In the current Kenyan market, several options are available for you to acquire a home. First, you could buy it through an instalment plan, pay in a lump sum or go the mortgage way. Today we shall talk more about the mortgage option by shedding light on the two common types of mortgages in Kenya.
What is a mortgage?
This is a debt facility offered by a bank or mortgage lender to facilitate property or home purchase.
When taking a mortgage, most people are keen on the fees involved and the interest rate than anything else. However, it is important to know the mortgage loan types at your disposal so that you can settle for the most convenient option.
There two more common types of mortgages in Kenya are;
- Adjustable-rate (Variable rate)
This type of mortgage gives you a fixed interest rate over a certain term of, say, 10 or 20 years. Under such an arrangement, the shorter your repayment term, the higher the monthly repayment installment.
On the flip side, the longer your repayment period, the lower your repayment amount. However, longer repayment durations ultimately result in more interest charges.
Advantages of a fixed-rate mortgage
- Most borrowers celebrate this type of mortgage because they can rest assured that their monthly payments will remain the same until they clear the mortgage. This makes it easy to fix a monthly household budget, knowing you won’t run into unforeseen charges on any particular month.

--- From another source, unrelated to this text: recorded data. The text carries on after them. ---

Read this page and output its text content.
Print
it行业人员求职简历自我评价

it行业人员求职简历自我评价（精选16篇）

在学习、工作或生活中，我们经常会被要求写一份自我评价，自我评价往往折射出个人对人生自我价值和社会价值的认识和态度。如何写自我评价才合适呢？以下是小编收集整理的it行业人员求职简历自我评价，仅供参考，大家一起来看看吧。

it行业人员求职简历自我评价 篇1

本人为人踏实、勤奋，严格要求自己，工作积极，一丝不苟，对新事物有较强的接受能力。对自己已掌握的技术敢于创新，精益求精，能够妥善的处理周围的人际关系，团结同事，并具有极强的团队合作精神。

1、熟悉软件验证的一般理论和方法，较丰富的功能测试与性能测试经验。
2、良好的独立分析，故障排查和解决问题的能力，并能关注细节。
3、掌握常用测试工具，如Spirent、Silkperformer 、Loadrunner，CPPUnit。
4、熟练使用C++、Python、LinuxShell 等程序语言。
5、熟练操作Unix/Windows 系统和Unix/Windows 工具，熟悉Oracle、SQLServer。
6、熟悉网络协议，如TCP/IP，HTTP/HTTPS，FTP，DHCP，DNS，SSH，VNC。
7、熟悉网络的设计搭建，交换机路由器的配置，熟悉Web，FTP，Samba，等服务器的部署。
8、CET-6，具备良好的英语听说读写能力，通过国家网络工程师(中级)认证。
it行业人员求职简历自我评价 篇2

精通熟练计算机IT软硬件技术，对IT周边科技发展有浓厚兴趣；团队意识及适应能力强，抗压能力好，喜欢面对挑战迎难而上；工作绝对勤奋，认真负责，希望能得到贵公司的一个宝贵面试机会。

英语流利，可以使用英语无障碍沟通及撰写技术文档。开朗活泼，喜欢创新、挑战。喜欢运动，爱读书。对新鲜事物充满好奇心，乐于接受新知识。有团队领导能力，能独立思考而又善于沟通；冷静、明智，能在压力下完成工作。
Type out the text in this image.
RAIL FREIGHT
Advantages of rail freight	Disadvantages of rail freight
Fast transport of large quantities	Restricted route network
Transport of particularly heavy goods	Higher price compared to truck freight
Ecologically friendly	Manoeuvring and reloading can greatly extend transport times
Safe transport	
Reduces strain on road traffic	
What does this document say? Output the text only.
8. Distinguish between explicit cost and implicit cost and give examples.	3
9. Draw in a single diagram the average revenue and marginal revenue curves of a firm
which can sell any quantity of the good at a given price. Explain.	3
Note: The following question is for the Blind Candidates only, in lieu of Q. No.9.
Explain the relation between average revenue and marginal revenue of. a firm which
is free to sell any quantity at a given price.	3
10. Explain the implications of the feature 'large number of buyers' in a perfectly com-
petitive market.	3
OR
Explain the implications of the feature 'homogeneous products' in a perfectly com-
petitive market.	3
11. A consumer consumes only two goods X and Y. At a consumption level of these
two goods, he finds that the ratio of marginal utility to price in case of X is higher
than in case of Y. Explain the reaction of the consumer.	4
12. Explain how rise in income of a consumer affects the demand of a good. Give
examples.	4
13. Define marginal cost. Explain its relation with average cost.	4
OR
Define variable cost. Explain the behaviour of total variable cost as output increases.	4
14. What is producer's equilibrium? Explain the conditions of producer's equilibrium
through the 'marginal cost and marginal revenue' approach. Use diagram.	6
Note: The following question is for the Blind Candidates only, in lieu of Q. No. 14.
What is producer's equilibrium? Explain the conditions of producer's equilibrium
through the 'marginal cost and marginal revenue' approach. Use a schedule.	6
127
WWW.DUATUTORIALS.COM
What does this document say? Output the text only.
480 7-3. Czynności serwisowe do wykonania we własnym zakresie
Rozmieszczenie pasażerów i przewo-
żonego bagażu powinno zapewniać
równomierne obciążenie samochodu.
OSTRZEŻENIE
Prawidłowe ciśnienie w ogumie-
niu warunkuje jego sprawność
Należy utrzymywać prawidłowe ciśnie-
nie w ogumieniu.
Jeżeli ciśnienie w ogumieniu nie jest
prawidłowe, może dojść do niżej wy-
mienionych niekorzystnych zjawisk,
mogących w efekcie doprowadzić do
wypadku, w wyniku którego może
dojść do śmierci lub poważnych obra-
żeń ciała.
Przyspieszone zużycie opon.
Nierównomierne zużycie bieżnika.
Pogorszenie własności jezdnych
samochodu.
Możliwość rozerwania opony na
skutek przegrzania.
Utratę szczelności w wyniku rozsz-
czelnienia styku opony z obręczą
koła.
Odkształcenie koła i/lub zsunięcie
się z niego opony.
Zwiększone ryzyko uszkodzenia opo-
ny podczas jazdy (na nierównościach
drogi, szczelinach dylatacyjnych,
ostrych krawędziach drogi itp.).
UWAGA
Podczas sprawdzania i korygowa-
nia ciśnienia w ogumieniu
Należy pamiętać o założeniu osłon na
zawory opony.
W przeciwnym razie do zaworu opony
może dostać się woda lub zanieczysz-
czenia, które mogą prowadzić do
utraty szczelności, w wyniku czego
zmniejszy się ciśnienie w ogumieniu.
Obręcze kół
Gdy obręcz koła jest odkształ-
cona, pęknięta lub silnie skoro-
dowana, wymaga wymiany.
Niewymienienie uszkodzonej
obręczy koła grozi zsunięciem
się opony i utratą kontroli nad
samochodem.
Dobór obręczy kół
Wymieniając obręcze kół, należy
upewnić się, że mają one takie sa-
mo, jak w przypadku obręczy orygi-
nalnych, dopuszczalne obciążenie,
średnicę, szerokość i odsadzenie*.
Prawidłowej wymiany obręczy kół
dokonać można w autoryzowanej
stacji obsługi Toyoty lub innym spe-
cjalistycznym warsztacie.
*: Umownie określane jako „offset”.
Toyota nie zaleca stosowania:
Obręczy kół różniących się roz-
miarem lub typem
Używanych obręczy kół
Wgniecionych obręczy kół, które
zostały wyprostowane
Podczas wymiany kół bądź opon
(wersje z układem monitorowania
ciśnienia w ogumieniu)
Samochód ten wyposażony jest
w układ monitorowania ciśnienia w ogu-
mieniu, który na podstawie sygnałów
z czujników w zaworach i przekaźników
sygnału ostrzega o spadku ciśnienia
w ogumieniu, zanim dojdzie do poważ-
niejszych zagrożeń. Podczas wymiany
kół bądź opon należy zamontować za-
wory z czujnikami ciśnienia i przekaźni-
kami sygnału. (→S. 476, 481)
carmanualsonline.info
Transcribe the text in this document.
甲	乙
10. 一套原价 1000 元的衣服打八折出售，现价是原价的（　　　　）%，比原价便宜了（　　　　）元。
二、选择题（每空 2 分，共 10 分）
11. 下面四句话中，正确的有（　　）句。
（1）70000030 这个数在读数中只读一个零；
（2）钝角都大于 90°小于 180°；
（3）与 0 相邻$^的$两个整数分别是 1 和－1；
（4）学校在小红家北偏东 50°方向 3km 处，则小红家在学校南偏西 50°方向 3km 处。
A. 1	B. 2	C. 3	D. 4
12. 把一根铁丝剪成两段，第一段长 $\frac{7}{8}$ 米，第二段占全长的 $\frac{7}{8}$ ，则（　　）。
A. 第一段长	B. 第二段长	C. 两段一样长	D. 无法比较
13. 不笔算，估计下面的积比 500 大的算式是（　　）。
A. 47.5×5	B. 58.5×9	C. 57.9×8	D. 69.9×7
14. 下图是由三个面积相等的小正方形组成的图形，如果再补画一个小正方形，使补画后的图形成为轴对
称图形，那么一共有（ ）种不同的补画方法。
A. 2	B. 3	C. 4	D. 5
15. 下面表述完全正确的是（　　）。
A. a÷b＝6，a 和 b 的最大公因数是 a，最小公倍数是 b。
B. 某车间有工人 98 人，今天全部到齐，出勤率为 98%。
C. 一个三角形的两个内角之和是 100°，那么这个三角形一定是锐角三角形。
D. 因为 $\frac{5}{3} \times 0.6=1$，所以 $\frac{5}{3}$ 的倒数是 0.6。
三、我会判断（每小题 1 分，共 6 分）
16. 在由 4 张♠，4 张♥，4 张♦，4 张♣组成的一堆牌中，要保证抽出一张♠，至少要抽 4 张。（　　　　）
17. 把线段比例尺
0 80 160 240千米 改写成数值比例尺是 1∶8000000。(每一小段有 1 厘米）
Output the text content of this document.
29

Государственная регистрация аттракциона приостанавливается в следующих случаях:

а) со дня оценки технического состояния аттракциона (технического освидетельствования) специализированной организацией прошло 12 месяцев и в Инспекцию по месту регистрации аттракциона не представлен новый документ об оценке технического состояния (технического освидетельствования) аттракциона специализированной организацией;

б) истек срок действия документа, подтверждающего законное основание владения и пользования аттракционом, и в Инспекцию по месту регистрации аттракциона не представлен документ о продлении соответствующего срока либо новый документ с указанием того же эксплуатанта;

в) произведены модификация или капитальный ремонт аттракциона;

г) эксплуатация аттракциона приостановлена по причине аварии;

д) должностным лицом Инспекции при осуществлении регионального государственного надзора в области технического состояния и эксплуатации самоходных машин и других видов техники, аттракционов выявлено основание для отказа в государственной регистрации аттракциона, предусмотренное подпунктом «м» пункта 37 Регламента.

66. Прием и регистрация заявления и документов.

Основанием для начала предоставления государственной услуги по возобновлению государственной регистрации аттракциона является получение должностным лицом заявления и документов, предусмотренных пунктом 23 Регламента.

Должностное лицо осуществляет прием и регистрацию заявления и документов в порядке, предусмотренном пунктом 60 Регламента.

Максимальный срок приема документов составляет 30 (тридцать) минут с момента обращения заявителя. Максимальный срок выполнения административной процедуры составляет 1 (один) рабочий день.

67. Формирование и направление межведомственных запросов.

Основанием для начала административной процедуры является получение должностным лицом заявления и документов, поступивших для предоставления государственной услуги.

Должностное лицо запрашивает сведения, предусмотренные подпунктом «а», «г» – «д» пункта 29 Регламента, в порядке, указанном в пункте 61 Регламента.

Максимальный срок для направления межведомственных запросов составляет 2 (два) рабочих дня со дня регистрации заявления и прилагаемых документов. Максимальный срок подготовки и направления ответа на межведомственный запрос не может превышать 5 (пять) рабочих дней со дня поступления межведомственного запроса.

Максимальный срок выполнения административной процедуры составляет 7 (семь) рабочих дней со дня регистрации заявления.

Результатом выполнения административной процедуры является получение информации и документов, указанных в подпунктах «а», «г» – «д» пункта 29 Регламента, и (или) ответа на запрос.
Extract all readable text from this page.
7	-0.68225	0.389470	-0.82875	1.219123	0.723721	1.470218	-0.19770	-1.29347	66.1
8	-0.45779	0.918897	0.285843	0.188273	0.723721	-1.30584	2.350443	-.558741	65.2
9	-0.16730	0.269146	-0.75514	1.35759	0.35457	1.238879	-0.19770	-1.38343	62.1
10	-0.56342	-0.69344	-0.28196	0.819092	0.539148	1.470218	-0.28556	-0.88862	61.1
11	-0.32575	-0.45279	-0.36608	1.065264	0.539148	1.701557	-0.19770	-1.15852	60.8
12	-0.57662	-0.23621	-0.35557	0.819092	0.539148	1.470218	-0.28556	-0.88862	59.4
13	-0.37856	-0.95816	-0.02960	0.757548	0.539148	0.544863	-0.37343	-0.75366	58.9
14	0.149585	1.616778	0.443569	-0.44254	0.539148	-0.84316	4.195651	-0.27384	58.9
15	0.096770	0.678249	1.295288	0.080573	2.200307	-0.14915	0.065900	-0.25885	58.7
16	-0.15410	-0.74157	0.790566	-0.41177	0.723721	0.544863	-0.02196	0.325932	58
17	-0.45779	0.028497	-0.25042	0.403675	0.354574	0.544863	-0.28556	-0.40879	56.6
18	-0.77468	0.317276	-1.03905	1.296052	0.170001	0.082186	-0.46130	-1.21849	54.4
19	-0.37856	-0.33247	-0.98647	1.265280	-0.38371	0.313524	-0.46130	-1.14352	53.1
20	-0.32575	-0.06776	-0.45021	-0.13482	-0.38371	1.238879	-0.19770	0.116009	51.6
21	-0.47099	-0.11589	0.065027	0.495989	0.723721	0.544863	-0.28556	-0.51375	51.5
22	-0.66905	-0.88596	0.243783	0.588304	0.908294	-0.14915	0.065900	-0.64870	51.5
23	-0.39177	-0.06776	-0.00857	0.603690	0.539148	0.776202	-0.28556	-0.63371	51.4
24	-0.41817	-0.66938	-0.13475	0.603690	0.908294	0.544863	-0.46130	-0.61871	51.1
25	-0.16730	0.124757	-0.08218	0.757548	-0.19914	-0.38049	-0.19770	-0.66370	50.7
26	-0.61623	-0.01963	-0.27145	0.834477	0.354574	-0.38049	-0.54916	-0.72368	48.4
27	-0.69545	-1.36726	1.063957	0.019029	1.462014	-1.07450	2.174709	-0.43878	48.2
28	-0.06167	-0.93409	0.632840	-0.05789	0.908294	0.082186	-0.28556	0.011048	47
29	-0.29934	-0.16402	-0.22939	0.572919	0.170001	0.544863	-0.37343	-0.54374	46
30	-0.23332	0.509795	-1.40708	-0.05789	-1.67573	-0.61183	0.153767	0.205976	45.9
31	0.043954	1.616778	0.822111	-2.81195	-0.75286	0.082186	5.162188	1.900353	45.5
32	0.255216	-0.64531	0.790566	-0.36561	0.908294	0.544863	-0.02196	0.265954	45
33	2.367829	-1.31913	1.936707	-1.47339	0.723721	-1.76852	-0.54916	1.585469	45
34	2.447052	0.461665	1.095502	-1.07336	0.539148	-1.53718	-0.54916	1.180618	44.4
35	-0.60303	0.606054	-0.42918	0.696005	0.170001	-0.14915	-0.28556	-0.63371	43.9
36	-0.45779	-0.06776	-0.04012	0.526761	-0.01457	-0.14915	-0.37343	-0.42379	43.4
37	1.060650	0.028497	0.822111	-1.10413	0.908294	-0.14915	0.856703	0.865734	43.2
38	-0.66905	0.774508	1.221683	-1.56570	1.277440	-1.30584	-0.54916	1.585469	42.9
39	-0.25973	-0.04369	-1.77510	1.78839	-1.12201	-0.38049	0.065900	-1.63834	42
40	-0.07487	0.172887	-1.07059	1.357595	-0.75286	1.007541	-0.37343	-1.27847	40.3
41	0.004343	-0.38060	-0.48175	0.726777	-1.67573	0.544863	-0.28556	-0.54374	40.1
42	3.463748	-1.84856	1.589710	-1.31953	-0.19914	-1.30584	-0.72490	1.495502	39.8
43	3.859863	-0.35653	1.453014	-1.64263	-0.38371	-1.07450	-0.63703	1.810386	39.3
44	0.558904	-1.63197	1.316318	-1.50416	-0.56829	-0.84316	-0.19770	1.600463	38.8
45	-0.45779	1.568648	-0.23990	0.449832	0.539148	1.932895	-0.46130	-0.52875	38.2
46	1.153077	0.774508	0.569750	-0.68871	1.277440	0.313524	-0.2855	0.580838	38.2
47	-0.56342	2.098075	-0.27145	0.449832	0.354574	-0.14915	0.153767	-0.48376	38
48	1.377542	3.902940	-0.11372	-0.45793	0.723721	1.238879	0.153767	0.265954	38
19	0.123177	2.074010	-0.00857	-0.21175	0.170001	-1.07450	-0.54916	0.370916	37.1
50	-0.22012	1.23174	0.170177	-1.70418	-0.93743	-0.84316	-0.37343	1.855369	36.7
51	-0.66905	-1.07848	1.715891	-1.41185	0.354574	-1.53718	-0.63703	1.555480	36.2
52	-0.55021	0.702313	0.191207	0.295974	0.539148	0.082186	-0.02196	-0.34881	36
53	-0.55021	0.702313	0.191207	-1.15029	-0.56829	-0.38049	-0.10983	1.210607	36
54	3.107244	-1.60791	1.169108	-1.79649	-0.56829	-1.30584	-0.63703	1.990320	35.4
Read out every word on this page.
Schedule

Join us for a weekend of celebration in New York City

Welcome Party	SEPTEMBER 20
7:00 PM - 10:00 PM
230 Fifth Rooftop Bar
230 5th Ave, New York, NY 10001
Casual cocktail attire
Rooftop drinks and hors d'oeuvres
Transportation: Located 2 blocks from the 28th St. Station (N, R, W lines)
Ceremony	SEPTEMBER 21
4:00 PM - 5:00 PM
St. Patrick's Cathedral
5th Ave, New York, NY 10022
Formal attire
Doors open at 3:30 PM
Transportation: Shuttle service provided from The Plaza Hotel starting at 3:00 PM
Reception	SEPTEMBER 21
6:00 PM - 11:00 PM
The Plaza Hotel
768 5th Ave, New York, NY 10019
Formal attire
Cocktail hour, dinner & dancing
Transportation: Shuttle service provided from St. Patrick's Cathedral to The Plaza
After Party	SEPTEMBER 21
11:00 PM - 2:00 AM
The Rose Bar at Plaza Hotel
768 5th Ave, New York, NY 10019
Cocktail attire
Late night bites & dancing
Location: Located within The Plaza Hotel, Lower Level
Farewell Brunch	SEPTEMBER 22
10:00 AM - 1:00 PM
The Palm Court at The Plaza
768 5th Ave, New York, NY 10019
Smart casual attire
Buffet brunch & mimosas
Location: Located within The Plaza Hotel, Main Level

- Also, if the market interest rates rise significantly, you can lock in lower rates. Thus you won’t have to remit higher monthly payments. What’s more, lenders leverage fixed rate specials as they compete.
- It is worth noting that fixed rates do have limits regarding any voluntary adjustments you may want to make in your repayments. The limits entail you footing some charges when making such extra payments.
- Additionally, if the floating rates sink below your fixed rate, you won’t enjoy the benefits from the drop.
- Worse still, if you decide to break your fixed loan or sell the property, you may be asked for a break fee.
As stated a little earlier on, fixed-rate mortgage plans are suitable for those who plan to pay over a prolonged period. You may settle for a 20 year fixed loan because it gives you the space to pursue other projects without pressure.
However, if you have a good risk appetite, the resources, and the discipline to settle the mortgage faster, then a ten-year fixed loan would see you save significantly on the interest by slashing your repayment period by half.
According to the Central Bank of Kenya, the maximum loan maturity period in the mortgage context is 20 years; but as of 2019, the average period offered by most lenders was 11.3 years.
Adjustable or variable rate mortgages
Here, the interest rate changes over the loan’s duration. Some adjustable-rate mortgages run on a fixed rate for a given period before it begins to fluctuate. Such a fluctuation is necessitated by spontaneous changes in the market rates, which affect the borrower’s monthly payment and interest.
The interest rates on variable-rate mortgages get reviewed and adjusted at specified times. The review and adjustment largely depend on the mortgage lender, but typically, it happens yearly or after every six months.
Some lenders have a rate cap specifying the maximum amount that a borrower may pay every month. It is, therefore, essential for you to do your math well to ensure that your income streams can handle any variations up that cap.
It would be wise not to consider the prospects of selling your home or refinancing your mortgage before it resets since personal finances or the market conditions could change.
Variable rate mortgages rank among the most preferred types of mortgages in Kenya
Advantages of variable rate mortgages
Some of the advantages that come with this mortgage type include;
- You can make changes without facing the risk of penalty. Such changes may include changing the loan terms or paying off the loan earlier.
- You will enjoy a lower fixed rate during the initial years of the loan.
- You can consolidate additional debt into a floating rate loan.
One high risk that characterizes this type of mortgage is that the interest rates may shoot considerably over the loan’s lifespan. If the borrower’s income streams are not steady, such increases may cause them to default and eventually lose the home through foreclosure.
This will be a great option if you plan to refinance before the loan resets. Remember, variable-rate mortgages’ interest rates are typically lower than the fixed rates during the loan’s formative years. This means that you could save more on interest payments in the early years of homeownership.
The choice of a mortgage loan largely depends on your financial situation. This comprises factors like your income streams, credit history, credit score, employment stability, and financial goals.
While making such a decision may be confusing, a one-on-one session with mortgage lenders can help mitigate its complexity. They will, for example, help you settle for your ideal product, having understood all the requirements for qualification.
For the best outcomes, it is crucial to do a thorough comparison of all the deals on offer, considering all the mortgage aspects, including the type of loan, its requirements, fees, interest rates, payment flexibility, potential penalties, and more.